Deals accounting for almost 145,000 sq ft of office space were completed in Birmingham across the first quarter of 2014, according to the latest office market report by GVA, the UK’s leading independent commercial property consultant.
Published quarterly, The Big Nine report analyses office activity in both the city centre and out of town markets in the UK’s nine largest regional cities.
All regions reported a robust start to the year, with a total of 1.16 million sq ft of transactions completed in Q1, 7% above the five-year quarterly average and continuing the upward trend seen towards the end of 2013.
Of this, Birmingham completed 144, 663 sq ft of deals, covering both the city centre and out of town markets.
While this figure remained slightly below the five-year quarterly average, there are a number of active enquiries in the market and planning consent has been granted on three high profile schemes: West Register’s 190,000 sq ft 2 Cornwall Street; M&G and Sterling’s 240,000 sq ft Lumina on Snow Hill Queensway; and Goodman’s 125,000 sq ft first phase at Eastside Locks.
George Jennings, Associate, GVA, said: “Birmingham remains an exceedingly attractive prospect for corporate occupiers, with a number of significant enquiries either currently active or forthcoming in the market.
“While the completion of these deals will absorb a good proportion of the remaining Grade A office supply, the city has a strong pipeline of schemes that have received planning consent, boosting available stock in the years to come.
“It is a very positive sign that the three schemes with consent are distributed across the city, ensuring that areas outside the traditional core, such as Eastside, are being utilised to their full potential to meet Birmingham’s growing requirement and profile as a leading destination city.”
Of all regions, Scotland experienced the strongest take-up, with both Edinburgh and Glasgow more than 50% above the five-year quarterly average. Meanwhile Manchester recorded a quarter of a million sq ft of deals, and Leeds and Bristol also both outperformed the quarterly average, each with new deals in excess of 100,000 sq ft.
The top five city centre deals in Q1 2014 were Barclays’s 80,000 sq ft deal at 4 Piccadilly Place in Manchester, Rockstar Games taking over the 75,500 sq ft Scotsman newspaper office in Edinburgh, Trader Media Group’s 60,000 sq ft deal at No1 First Street in Manchester and the Criminal Injuries Compensation Authority’s deal to take up 30,000 sq ft at Alexander Bain House in Glasgow.
Carl Potter, Director and Head of National Offices at GVA, commented: “It is great to see that, after such a strong rebound in 2013, there is little sign that the positive sentiment is set to abate.
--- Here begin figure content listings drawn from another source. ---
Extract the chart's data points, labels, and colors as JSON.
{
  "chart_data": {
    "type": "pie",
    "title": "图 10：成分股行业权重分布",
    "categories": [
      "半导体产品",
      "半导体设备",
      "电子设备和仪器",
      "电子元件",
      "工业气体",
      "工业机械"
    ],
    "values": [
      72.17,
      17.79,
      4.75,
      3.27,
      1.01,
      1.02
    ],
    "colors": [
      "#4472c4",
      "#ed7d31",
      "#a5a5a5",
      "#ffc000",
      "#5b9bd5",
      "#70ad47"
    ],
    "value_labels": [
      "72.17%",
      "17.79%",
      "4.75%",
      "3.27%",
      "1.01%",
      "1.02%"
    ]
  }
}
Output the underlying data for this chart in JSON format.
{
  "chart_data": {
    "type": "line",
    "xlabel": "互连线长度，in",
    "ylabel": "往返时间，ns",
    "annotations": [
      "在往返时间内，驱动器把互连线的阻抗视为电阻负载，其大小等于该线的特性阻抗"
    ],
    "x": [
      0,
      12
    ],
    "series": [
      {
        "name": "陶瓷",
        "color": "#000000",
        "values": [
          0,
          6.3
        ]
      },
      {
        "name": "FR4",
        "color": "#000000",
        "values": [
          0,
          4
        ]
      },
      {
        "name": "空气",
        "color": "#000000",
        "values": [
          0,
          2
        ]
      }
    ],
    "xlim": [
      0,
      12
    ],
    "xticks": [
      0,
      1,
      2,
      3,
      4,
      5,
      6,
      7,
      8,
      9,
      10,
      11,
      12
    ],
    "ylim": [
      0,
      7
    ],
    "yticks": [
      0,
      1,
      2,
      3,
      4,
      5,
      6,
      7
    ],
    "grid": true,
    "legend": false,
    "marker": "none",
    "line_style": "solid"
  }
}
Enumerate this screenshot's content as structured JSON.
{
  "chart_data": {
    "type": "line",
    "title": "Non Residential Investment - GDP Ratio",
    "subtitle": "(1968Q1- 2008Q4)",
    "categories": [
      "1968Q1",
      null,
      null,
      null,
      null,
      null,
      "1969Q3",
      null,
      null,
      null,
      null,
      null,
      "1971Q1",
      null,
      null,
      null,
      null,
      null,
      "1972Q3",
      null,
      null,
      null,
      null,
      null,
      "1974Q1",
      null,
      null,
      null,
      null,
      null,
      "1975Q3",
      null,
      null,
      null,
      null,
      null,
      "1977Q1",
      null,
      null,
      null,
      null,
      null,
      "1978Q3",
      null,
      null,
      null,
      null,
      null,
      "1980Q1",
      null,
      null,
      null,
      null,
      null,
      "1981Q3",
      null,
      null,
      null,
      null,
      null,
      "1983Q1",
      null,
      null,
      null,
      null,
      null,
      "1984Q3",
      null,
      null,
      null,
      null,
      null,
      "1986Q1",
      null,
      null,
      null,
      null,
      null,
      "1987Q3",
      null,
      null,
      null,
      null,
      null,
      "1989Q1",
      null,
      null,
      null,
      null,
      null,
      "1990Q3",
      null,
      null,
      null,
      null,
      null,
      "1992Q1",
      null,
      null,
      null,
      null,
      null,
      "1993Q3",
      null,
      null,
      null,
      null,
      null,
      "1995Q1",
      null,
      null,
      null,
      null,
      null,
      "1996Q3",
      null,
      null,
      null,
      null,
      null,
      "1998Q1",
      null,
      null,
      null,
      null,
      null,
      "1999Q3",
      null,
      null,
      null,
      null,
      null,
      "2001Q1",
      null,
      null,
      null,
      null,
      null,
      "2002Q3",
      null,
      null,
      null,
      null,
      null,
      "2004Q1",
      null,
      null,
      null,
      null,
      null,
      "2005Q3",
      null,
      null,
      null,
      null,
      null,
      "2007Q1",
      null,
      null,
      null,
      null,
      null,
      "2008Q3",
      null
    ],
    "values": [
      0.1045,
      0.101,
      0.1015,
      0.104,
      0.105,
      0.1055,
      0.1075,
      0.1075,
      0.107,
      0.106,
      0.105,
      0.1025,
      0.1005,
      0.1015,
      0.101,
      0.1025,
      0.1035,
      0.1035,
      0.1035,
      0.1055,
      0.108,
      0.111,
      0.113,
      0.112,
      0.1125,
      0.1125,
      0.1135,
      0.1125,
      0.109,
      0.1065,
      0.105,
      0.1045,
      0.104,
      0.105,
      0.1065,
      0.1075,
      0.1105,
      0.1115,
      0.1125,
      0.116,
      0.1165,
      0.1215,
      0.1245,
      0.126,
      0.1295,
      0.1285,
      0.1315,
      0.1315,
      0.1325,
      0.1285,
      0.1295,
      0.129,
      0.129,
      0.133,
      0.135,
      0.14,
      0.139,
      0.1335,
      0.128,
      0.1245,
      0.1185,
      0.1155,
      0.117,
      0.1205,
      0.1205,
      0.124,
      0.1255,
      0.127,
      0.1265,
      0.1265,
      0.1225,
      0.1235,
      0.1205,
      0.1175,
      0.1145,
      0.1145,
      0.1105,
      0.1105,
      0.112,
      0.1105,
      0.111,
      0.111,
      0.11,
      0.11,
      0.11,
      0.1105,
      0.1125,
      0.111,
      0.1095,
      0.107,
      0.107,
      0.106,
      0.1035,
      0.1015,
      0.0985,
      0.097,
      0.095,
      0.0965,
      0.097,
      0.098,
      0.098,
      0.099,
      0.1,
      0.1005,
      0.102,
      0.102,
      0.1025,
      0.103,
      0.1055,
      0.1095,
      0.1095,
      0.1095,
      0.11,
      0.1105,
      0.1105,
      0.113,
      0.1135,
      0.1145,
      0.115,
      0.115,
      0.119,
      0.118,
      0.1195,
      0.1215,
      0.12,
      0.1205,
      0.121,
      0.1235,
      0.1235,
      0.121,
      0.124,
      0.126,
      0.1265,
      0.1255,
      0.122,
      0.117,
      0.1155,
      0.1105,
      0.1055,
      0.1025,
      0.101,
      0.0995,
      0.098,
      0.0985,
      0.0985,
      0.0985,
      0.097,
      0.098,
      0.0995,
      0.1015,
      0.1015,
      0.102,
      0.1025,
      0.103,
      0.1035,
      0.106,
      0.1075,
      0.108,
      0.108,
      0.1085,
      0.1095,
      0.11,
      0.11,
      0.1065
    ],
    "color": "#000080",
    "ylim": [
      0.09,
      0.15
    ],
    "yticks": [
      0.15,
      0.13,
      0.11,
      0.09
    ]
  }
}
The economic conditions for growth are right, business confidence is high, and the employment market is recovering well, so it is great to see that the UK’s Big Nine cities are all thriving and continuing to push ahead.
“However, it is now clear the constraint of a real shortfall in Grade A availability will impede take up and provide a limiter on growth. This will drive rental growth across the rest of this year, and means that those investors who caught the tide of recovery early should be able to take advantage of the continuing hardening of yields.”
Office take-up in the out-of-town markets across the quarter was 651,000 sq ft, 6% above the five-year quarterly average, with Cardiff, Manchester, Bristol and Glasgow again all performing strongly above the quarterly average.